In order to assess the functionality of human iMNs made with 8 factors, we employed whole-cell patch clamp recording to look at their electrophysiological properties. Similar to their mouse counterparts, human iMNs expressed functional voltage-gated sodium and potassium channels (Figure 7D) and were able to fire action potentials (Figure 7E) when depolarized. Importantly, they responded appropriately to the addition of 100 μM kainate (Figure 7F) and 100 μM GABA (Figure 7G), demonstrating their ability to receive and respond to the major excitatory and inhibitory inputs, respectively, that govern spinal motor neuron activity. Therefore, functional iMNs can be generated from human fibroblasts by transdifferentiation.
We have shown that a small set of transcription factors can convert embryonic and adult fibroblasts into functional motor neurons. The iMNs expressed pan-neuronal and motor neuron-specific markers, as well as the receptors and channels that generate excitable membranes sensitive to transmitters, allowing them both to fire action potentials and receive synaptic input. These cholinergic iMNs also possessed the defining hallmark of motor neurons: the ability to synapse with muscle and to induce its contraction. Most importantly, iMNs are able to contribute to the developing CNS in vivo, migrating appropriately to the ventral horn and sending out axonal projections through the ventral root. We also demonstrated that the iMNs are sensitive to a degenerative ALS stimulus that selectively affects motor neurons. Thus we provide several lines of evidence that iMNs are functional motor neurons with consequent utility for the study of motor neuron physiology and disease susceptibility.

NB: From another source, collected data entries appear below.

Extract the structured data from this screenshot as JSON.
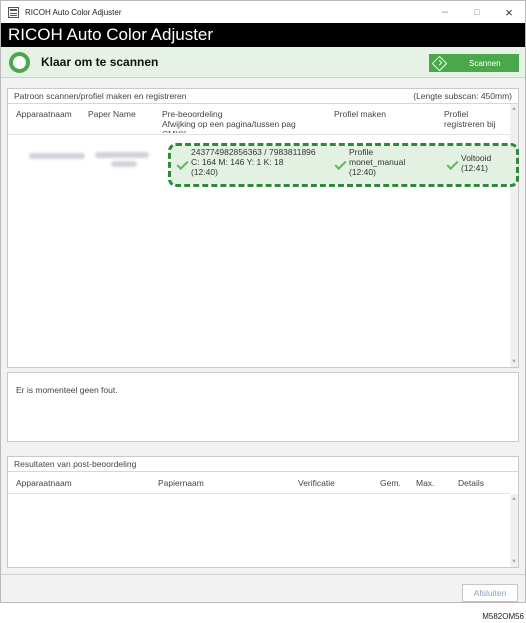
{
  "window": {
    "title": "RICOH Auto Color Adjuster",
    "controls": {
      "minimize": "–",
      "maximize": "□",
      "close": "×"
    }
  },
  "header": {
    "title": "RICOH Auto Color Adjuster"
  },
  "status": {
    "text": "Klaar om te scannen",
    "scan_button": "Scannen",
    "accent": "#4aa84a"
  },
  "scan_panel": {
    "title": "Patroon scannen/profiel maken en registreren",
    "length": "(Lengte subscan: 450mm)",
    "columns": {
      "device": "Apparaatnaam",
      "paper": "Paper Name",
      "pre_line1": "Pre-beoordeling",
      "pre_line2": "Afwijking op een pagina/tussen pag",
      "pre_line3": "CMYK",
      "profile_make": "Profiel maken",
      "profile_reg_line1": "Profiel",
      "profile_reg_line2": "registreren bij"
    },
    "row": {
      "pre_line1": "243774982856363 / 7983811896",
      "pre_line2": "C: 164 M: 146 Y: 1 K: 18",
      "pre_line3": "(12:40)",
      "profile_line1": "Profile",
      "profile_line2": "monet_manual",
      "profile_line3": "(12:40)",
      "reg_line1": "Voltooid",
      "reg_line2": "(12:41)"
    }
  },
  "error_panel": {
    "text": "Er is momenteel geen fout."
  },
  "post_panel": {
    "title": "Resultaten van post-beoordeling",
    "columns": {
      "device": "Apparaatnaam",
      "paper": "Papiernaam",
      "verification": "Verificatie",
      "avg": "Gem.",
      "max": "Max.",
      "details": "Details"
    }
  },
  "footer": {
    "close_button": "Afsluiten",
    "figure_code": "M582OM56"
  }
}
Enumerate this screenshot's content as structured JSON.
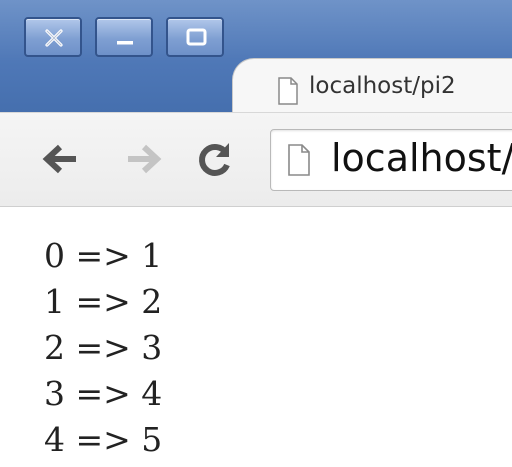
{
  "window": {
    "controls": [
      "close",
      "minimize",
      "maximize"
    ]
  },
  "tab": {
    "title": "localhost/pi2",
    "favicon_icon": "page-icon"
  },
  "toolbar": {
    "back_icon": "arrow-left-icon",
    "forward_icon": "arrow-right-icon",
    "reload_icon": "reload-icon",
    "url": "localhost/",
    "url_favicon_icon": "page-icon"
  },
  "content": {
    "lines": [
      "0 => 1",
      "1 => 2",
      "2 => 3",
      "3 => 4",
      "4 => 5"
    ]
  },
  "colors": {
    "titlebar": "#4f78b7",
    "window_button": "#7f9fd2",
    "toolbar": "#f0f0f0",
    "page_background": "#ffffff",
    "text": "#222222"
  }
}
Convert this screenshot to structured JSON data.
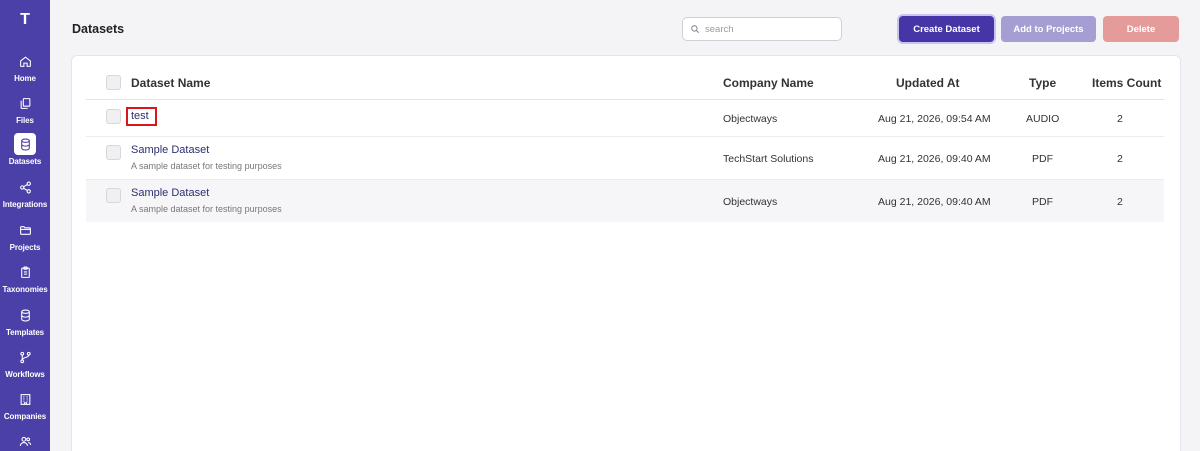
{
  "sidebar": {
    "logo": "T",
    "items": [
      {
        "label": "Home",
        "icon": "home-icon",
        "active": false
      },
      {
        "label": "Files",
        "icon": "files-icon",
        "active": false
      },
      {
        "label": "Datasets",
        "icon": "database-icon",
        "active": true
      },
      {
        "label": "Integrations",
        "icon": "share-icon",
        "active": false
      },
      {
        "label": "Projects",
        "icon": "folder-icon",
        "active": false
      },
      {
        "label": "Taxonomies",
        "icon": "clipboard-icon",
        "active": false
      },
      {
        "label": "Templates",
        "icon": "stack-icon",
        "active": false
      },
      {
        "label": "Workflows",
        "icon": "branch-icon",
        "active": false
      },
      {
        "label": "Companies",
        "icon": "building-icon",
        "active": false
      },
      {
        "label": "",
        "icon": "users-icon",
        "active": false
      }
    ]
  },
  "header": {
    "title": "Datasets",
    "search_placeholder": "search",
    "create_label": "Create Dataset",
    "add_label": "Add to Projects",
    "delete_label": "Delete"
  },
  "table": {
    "columns": [
      "Dataset Name",
      "Company Name",
      "Updated At",
      "Type",
      "Items Count"
    ],
    "rows": [
      {
        "name": "test",
        "description": "",
        "company": "Objectways",
        "updated": "Aug 21, 2026, 09:54 AM",
        "type": "AUDIO",
        "count": "2"
      },
      {
        "name": "Sample Dataset",
        "description": "A sample dataset for testing purposes",
        "company": "TechStart Solutions",
        "updated": "Aug 21, 2026, 09:40 AM",
        "type": "PDF",
        "count": "2"
      },
      {
        "name": "Sample Dataset",
        "description": "A sample dataset for testing purposes",
        "company": "Objectways",
        "updated": "Aug 21, 2026, 09:40 AM",
        "type": "PDF",
        "count": "2"
      }
    ]
  },
  "colors": {
    "sidebar": "#4b3fa8",
    "primary": "#4635a6",
    "highlight": "#d9161b"
  }
}
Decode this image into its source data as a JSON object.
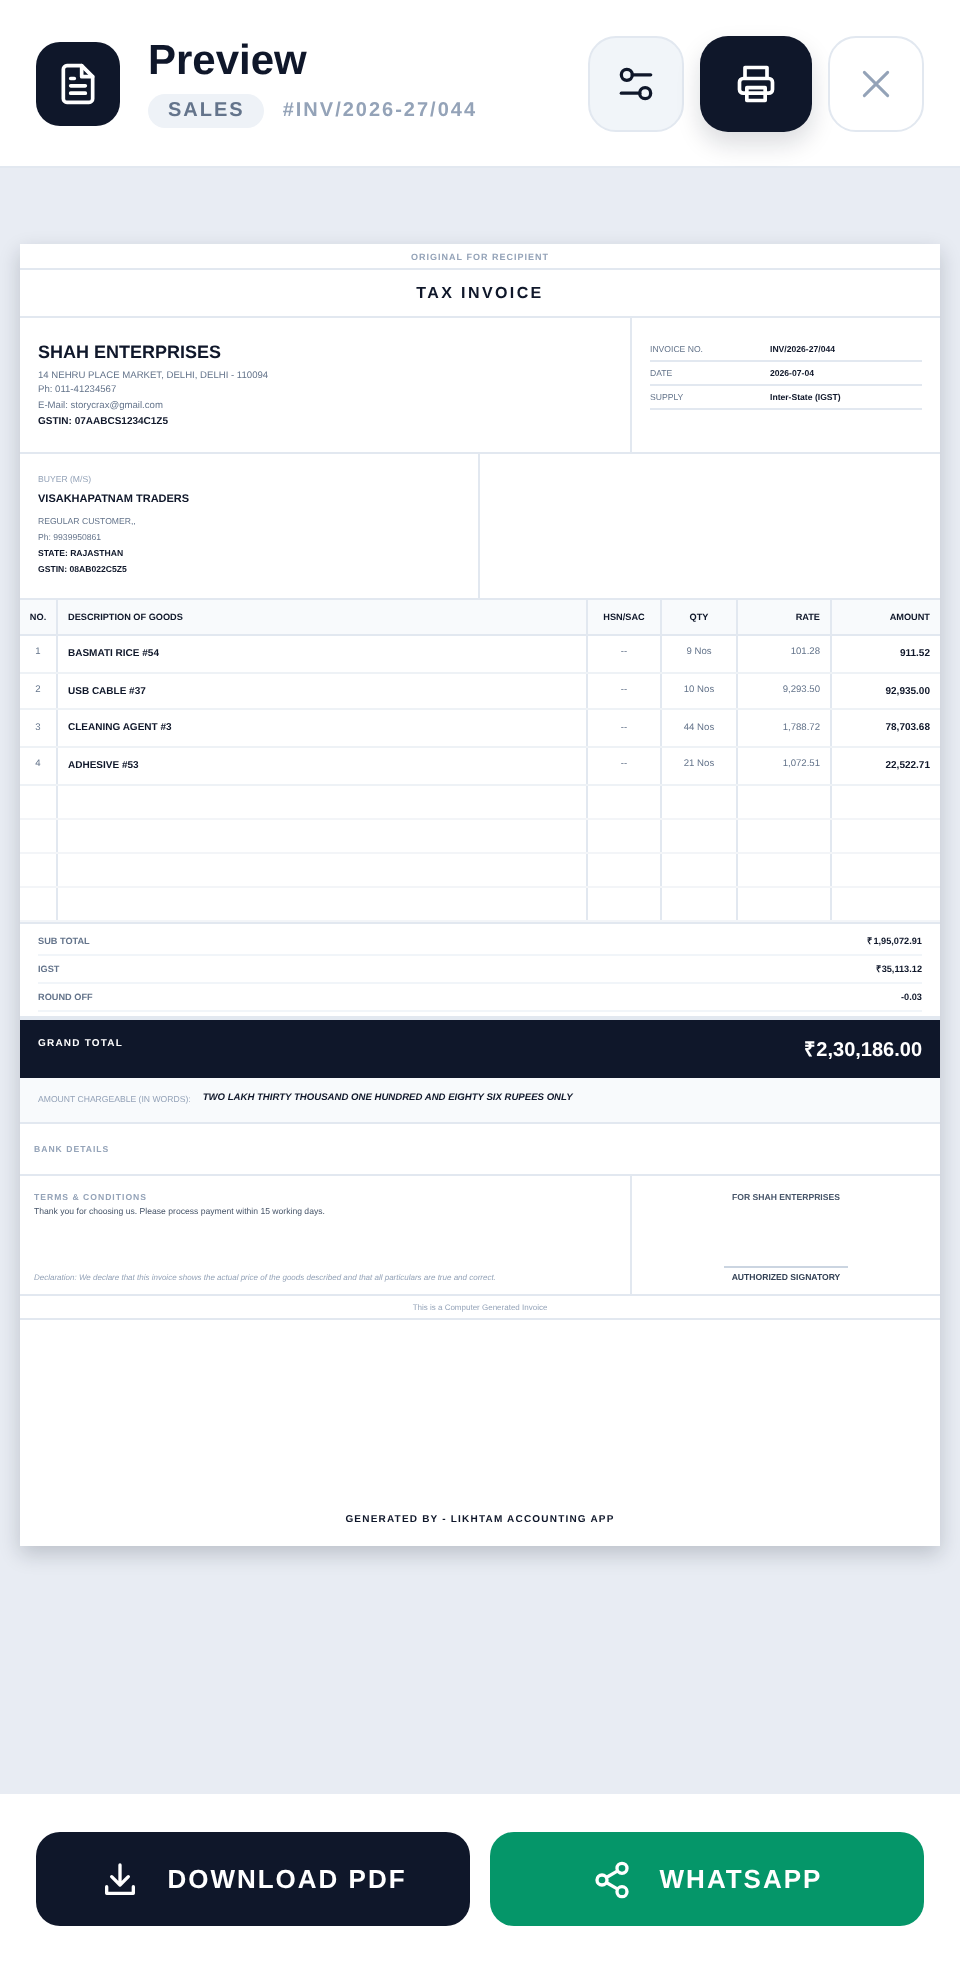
{
  "header": {
    "title": "Preview",
    "tag": "SALES",
    "number": "#INV/2026-27/044"
  },
  "invoice": {
    "copy_label": "ORIGINAL FOR RECIPIENT",
    "title": "TAX INVOICE",
    "seller": {
      "name": "SHAH ENTERPRISES",
      "address": "14 NEHRU PLACE MARKET, DELHI, DELHI - 110094",
      "phone": "Ph: 011-41234567",
      "email": "E-Mail: storycrax@gmail.com",
      "gstin": "GSTIN: 07AABCS1234C1Z5"
    },
    "meta": [
      {
        "label": "INVOICE NO.",
        "value": "INV/2026-27/044"
      },
      {
        "label": "DATE",
        "value": "2026-07-04"
      },
      {
        "label": "SUPPLY",
        "value": "Inter-State (IGST)"
      }
    ],
    "buyer": {
      "label": "BUYER (M/S)",
      "name": "VISAKHAPATNAM TRADERS",
      "type": "REGULAR CUSTOMER,,",
      "phone": "Ph: 9939950861",
      "state": "STATE: RAJASTHAN",
      "gstin": "GSTIN: 08AB022C5Z5"
    },
    "table": {
      "columns": [
        "NO.",
        "DESCRIPTION OF GOODS",
        "HSN/SAC",
        "QTY",
        "RATE",
        "AMOUNT"
      ],
      "rows": [
        {
          "no": "1",
          "description": "BASMATI RICE #54",
          "hsn": "--",
          "qty": "9 Nos",
          "rate": "101.28",
          "amount": "911.52"
        },
        {
          "no": "2",
          "description": "USB CABLE #37",
          "hsn": "--",
          "qty": "10 Nos",
          "rate": "9,293.50",
          "amount": "92,935.00"
        },
        {
          "no": "3",
          "description": "CLEANING AGENT #3",
          "hsn": "--",
          "qty": "44 Nos",
          "rate": "1,788.72",
          "amount": "78,703.68"
        },
        {
          "no": "4",
          "description": "ADHESIVE #53",
          "hsn": "--",
          "qty": "21 Nos",
          "rate": "1,072.51",
          "amount": "22,522.71"
        }
      ]
    },
    "totals": [
      {
        "label": "SUB TOTAL",
        "value": "₹1,95,072.91"
      },
      {
        "label": "IGST",
        "value": "₹35,113.12"
      },
      {
        "label": "ROUND OFF",
        "value": "-0.03"
      }
    ],
    "grand_total": {
      "label": "GRAND TOTAL",
      "value": "₹2,30,186.00"
    },
    "amount_words": {
      "label": "AMOUNT CHARGEABLE (IN WORDS):",
      "value": "TWO LAKH THIRTY THOUSAND ONE HUNDRED AND EIGHTY SIX RUPEES ONLY"
    },
    "bank_details_label": "BANK DETAILS",
    "terms": {
      "label": "TERMS & CONDITIONS",
      "text": "Thank you for choosing us. Please process payment within 15 working days."
    },
    "declaration": "Declaration: We declare that this invoice shows the actual price of the goods described and that all particulars are true and correct.",
    "signatory": {
      "company": "FOR SHAH ENTERPRISES",
      "label": "AUTHORIZED SIGNATORY"
    },
    "computer_generated": "This is a Computer Generated Invoice",
    "generated_by": "GENERATED BY - LIKHTAM ACCOUNTING APP"
  },
  "buttons": [
    {
      "kind": "download",
      "label": "DOWNLOAD PDF"
    },
    {
      "kind": "whatsapp",
      "label": "WHATSAPP"
    }
  ]
}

It is critical to note that we cannot rule out the possibility that other motor neuron-inducing factors have been overlooked, or that varying the cocktail of genetic factors might further enhance the frequency or even accuracy of conversion. In addition, it will be important to determine whether the factors we have identified here, or a group of similar factors, are capable of converting adult human fibroblasts into motor neurons. Such a reprogramming approach would greatly facilitate the production of patient-specific motor neurons for therapeutic uses in regenerative medicine as well as for disease-related studies.
It is remarkable that the conversion to motor neurons occurs so efficiently given that the cells do not transit through a neural progenitor state. It was striking that under certain conditions, as many as one Hb9GFP+ iMN was made from every 10 MEFs. This efficiency was substantially higher than iPSC reprogramming (Takahashi and Yamanaka, 2006) and could be the result of a cooperative process in which establishment of a general neuronal program is augmented by specific patterning to a motor neuron identity. These results indicate that the massive changes in gene expression induced during defined-factor reprogramming can be executed efficiently even though they do not mimic embryonic development precisely. In the future it will be of interest to determine whether this approach can serve as a general strategy for the production of many distinct neuronal subtypes.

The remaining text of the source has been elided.